Okuyanın, araştırma yapanın ve doğrulara ulaşıp, bunu dile getirenin nefesinin kesildiği bir mekân; cellat odası. Her şeye yalan kılıfının dikildiği, her parlak manzaraya çamur sürüldüğü ve zıtlıklar içinde yaşamaya çalışan bir avuç dürüst insanın, dünya dışı bir varlık olduğunun resmî tescilinin yapıldığı Orta Çağ gerisi karanlık anlayış. Temiz olanların nefret kazandığı, tez zamanda kirletilmesi gerektiğinin tespit edildiği ve orman kānûnun uygulandığı bir mahal. Kirli olanların baş tâcı edildiği, bütün köşebaşlarının ayak takımına emânet edildiği, hesap terâzisini tutan ellerin pislikle dolu olduğu bir kenef kuburu.

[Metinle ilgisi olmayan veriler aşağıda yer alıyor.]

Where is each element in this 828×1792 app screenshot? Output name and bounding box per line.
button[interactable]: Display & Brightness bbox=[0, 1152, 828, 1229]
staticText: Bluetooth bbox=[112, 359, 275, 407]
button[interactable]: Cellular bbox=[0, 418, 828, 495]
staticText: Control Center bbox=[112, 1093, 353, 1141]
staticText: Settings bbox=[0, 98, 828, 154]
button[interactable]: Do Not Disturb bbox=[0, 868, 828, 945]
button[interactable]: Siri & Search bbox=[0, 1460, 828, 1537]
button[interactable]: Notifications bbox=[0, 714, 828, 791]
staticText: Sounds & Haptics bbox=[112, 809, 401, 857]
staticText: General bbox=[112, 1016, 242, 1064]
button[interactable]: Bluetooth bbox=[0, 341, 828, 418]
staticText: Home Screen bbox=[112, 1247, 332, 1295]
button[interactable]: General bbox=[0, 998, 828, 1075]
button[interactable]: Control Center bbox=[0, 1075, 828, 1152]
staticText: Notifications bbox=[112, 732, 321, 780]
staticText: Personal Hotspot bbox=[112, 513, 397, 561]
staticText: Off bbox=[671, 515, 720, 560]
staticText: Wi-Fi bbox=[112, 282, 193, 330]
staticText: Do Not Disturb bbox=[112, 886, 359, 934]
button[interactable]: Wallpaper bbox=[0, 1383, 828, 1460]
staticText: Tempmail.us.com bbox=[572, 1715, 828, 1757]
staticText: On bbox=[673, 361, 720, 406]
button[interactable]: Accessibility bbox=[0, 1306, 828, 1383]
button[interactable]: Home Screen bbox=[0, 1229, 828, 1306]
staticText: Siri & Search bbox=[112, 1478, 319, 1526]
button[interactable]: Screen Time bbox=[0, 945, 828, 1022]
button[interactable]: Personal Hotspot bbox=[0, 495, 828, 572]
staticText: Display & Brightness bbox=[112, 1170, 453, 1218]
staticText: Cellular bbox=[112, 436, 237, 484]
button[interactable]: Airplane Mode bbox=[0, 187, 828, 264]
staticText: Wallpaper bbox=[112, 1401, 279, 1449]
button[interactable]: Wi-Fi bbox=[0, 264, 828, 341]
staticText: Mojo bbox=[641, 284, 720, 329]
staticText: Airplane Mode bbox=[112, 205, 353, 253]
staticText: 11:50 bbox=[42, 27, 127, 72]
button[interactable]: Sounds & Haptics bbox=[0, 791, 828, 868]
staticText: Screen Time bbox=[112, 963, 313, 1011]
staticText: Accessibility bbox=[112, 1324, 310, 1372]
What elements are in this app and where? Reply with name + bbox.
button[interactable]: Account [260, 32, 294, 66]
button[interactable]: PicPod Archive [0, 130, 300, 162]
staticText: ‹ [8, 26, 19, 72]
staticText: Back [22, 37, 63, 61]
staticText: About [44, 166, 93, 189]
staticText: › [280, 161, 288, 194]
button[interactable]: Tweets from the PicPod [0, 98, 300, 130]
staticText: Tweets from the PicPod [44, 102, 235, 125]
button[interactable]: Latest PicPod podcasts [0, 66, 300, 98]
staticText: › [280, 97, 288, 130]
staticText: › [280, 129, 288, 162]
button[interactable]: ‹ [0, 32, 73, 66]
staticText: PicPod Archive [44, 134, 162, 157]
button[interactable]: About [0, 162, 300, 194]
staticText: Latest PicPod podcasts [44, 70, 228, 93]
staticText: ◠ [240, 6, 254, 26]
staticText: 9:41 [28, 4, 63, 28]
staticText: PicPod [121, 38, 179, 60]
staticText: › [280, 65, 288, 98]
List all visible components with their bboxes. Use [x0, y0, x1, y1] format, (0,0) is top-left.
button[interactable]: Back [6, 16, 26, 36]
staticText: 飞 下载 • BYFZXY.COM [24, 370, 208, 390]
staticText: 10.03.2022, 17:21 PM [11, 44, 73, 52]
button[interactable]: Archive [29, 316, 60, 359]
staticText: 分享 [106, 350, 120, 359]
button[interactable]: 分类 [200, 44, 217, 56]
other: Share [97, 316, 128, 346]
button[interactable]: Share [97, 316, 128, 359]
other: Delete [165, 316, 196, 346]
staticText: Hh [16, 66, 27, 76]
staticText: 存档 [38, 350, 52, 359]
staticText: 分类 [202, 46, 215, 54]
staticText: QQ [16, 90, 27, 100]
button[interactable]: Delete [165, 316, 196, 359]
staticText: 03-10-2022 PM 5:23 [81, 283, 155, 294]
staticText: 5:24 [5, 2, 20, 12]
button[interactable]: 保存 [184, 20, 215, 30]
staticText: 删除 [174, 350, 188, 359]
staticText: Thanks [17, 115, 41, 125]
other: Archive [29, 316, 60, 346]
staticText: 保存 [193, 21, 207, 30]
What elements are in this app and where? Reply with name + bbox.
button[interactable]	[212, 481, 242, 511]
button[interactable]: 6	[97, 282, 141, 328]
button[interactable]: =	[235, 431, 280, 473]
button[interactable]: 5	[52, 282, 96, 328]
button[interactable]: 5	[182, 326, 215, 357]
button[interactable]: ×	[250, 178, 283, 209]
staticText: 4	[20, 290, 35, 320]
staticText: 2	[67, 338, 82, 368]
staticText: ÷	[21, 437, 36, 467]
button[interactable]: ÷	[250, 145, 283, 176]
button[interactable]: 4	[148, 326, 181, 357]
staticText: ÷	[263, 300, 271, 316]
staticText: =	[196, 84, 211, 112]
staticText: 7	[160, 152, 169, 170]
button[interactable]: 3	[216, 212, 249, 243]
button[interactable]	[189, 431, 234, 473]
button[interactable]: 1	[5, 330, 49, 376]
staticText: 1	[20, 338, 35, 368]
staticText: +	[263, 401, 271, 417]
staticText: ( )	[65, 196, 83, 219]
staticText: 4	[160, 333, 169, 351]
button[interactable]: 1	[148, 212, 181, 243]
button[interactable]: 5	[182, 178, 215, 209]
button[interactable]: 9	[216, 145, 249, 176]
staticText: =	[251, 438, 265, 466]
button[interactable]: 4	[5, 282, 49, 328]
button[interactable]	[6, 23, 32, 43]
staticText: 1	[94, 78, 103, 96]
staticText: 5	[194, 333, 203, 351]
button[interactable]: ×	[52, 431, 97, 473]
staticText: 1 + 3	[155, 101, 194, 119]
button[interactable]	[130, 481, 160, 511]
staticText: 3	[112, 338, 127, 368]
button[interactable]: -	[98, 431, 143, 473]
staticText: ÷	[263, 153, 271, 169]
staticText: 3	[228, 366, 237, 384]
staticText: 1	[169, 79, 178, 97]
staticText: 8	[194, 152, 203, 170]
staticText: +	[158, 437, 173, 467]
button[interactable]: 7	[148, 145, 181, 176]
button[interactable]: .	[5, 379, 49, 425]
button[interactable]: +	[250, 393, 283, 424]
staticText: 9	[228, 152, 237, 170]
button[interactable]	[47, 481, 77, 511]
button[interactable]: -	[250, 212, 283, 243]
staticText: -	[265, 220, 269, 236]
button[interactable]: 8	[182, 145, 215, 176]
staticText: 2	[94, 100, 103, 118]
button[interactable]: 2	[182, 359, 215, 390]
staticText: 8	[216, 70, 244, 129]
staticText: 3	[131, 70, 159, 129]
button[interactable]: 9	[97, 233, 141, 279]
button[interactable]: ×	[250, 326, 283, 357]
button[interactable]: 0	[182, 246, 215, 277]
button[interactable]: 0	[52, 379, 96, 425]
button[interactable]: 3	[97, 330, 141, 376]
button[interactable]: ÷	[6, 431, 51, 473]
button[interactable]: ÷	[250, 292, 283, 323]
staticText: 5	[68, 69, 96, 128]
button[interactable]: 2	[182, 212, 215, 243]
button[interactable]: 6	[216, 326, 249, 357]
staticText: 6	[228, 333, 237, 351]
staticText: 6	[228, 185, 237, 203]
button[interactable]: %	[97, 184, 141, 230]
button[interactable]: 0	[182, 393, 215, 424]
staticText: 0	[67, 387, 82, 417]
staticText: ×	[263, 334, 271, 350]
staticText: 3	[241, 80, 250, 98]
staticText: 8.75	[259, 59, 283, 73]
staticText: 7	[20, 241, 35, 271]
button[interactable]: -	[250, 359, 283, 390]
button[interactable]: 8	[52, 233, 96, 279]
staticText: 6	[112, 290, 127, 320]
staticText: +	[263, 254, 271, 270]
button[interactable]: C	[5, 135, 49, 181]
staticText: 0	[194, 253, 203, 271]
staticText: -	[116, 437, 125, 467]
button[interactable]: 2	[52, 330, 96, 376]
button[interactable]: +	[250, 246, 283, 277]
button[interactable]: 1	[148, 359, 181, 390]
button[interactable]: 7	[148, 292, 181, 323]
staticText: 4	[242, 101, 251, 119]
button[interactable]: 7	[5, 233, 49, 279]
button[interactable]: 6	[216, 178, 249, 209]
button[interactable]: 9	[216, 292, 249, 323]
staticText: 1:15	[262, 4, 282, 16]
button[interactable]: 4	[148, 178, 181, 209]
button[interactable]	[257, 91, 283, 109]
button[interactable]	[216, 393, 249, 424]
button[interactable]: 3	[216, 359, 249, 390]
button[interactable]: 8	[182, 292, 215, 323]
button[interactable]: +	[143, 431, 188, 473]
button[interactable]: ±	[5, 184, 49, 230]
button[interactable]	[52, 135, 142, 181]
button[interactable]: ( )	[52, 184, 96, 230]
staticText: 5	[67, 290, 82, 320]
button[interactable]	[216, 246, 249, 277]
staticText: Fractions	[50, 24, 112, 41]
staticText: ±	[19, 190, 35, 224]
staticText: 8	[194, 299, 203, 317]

Koyu karanlıklar her yeri esir almış durumda. Gündüz vakti nasıl ki her şeyin aydınlık yüzü insanı karşılar, gecenin şerriyle berâber şer yüklü bulutlar da âniden üstümüze yağacak gibi. Öyle bir an meselesi ki hassas gönüller çoktan tahlilini yapmış ve hükmünü de vermiştir. Ânî bir hareketle, kirinden temizleyemedikleri lamba kırılacak ve bütün zehir etrâfa boca edilecek. Bu hülyâ ile yaşayan karanlıkla müsemmâ kripto kişiler, her gün çetele tutmaktadır. Ümüğü sıkılacak olanların listeleri afîşe edilmiş, ifşâ olanların defteri dürülmüş, sırasını bekleyenlerin ise mecâli tamâmen tükenmiştir.

Her köşe başında ibretlik bir manzara, bütün kötülükleriyle arz-ı endam etmektedir. Köşeyi tutan bütün lümpen kitleler, kirli elleri tetikte, her güzeli öldürmeye yemin etmiş bir halde gün saymaktadır. Acıma hissinin bütünüyle yok olduğu, bu hisse sâhip olan kendi militanlarının bile darağacına çekileceği, görebilen gözlere âşikârdır. "Acıma, acınacak hâle düşersin." diyen tımarhâne kaçkınlarının sayısı bir hayli fazla. Üstü kapalı, akçeli işler, çetelerin gelir kaynağı. Hesap soran yerler bütün şûbeleriyle el değiştirmiş. Hesâbı kabarık kātil bir güruh, istisnâsız herkese, kendini kānun yerine koyup hesap sormaktadır. İstediğini alamazsa seneler süren cezâlar kesmektedir.

Verdikleri cezâyı çekenleri dahi bırakma niyetinde olmadıkları, kan kokan düşüncelerinden ve hallerinden belli. Hiçbir kayıt ile bağlı olmayanlar, hakkı hukūku yerde sürüyerek canlarının istediği hükmü vermektedir. Hüküm başına ücret kesenler, en âlâ yerlerde yaşam sürmektedir. Yedi sülâlesi bolluk içinde yaşayacak şekilde îmâr-ı hayat yapmışlardır. Hiç kimsenin hesap vermediği, hesap sorabilen hasbî gönüllü diğergâm insanların ortalarda olmadığı bu karanlık topraklarda, yaşamın her bir günü işkence hâlini almaktadır.